What I do want to add is about University of Chicago economics workshops. (When I presented there in 1977, it was called a "workshop." They still call them that. I presented my recently completed Ph.D. dissertation in the famous industrial organization workshop. By the way, I still am proud of the way I handled criticisms from one of the toughest critics, Lester Telser.) Those workshops have come up in some of the Facebook comments.
What follows is not a judgement about the wisdom of conducting workshops the way they did when I presented, and, I gather, the way they have done for many years. It's simply a fun story.
It's a story that Gary Becker told at the Hoover Institution memorial service for George Stigler in 1992. A few years ago, at a conference in honor of Gary, I told the story to his widow, Guity Nashat, because it involved her. She got a kick out of it.

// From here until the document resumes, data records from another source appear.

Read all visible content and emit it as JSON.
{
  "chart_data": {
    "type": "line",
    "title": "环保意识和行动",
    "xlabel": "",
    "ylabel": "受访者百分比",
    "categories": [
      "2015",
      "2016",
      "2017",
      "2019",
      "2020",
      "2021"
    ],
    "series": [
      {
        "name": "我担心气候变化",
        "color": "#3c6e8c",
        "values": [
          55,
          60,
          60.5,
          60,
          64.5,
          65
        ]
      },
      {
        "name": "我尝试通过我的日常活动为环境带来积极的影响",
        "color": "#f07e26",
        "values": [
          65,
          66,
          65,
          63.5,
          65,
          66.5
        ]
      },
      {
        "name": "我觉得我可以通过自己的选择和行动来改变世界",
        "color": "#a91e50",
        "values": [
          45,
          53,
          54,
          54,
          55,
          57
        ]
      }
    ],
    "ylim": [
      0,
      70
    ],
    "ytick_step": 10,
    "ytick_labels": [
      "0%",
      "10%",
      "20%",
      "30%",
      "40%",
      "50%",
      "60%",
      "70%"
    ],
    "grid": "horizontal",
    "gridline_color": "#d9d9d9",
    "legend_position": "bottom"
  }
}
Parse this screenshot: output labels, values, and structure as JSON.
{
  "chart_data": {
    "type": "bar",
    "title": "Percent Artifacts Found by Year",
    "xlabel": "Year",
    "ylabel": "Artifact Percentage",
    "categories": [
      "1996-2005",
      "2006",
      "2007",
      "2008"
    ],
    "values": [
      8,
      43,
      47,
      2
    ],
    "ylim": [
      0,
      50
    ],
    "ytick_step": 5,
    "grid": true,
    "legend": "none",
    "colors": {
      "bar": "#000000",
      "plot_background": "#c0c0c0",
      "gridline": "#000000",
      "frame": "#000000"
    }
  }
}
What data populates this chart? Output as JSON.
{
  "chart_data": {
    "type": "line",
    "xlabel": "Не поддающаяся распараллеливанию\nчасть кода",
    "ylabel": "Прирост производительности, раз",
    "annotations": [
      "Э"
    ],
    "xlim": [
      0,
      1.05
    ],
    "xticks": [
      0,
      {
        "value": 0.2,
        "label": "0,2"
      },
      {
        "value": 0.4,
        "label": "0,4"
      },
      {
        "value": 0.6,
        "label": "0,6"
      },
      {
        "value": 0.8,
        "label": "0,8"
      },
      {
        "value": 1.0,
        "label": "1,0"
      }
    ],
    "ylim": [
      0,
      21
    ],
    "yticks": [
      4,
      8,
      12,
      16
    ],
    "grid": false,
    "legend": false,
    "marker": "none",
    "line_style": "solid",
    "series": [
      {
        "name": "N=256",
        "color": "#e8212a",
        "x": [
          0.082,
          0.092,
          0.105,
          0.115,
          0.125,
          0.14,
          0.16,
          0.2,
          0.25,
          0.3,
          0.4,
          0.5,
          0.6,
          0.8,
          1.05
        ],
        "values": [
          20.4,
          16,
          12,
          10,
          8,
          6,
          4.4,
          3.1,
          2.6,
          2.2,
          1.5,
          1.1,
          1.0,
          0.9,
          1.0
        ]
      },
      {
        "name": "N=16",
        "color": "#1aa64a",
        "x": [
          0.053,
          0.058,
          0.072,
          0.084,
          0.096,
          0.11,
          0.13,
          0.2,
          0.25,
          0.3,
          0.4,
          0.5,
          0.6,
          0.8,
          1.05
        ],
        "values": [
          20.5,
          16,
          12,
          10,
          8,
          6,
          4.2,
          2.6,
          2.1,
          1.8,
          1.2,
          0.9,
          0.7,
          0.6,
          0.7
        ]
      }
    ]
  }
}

I hope you do too.
Gary talked about how Stigler's standard style in those workshops was to find weaknesses in the paper being presented and point them out. (By the way, one of the things that impressed me and was, I gather, typical, was that everyone who commented on my paper seemed to have read it relatively carefully beforehand.) Gary would come home that evening and tell Guity, an economic historian, about the paper's thesis and about the various criticisms the participants had made, always including George's.
One evening he came home and told Guity about the paper and the various participants' comments and criticisms. When he finished, Guity said, "You didn't mention George. What did George think?"
Gary paused and reflected. Then he said, "Hmmm. George didn't say anything. I guess he liked the paper."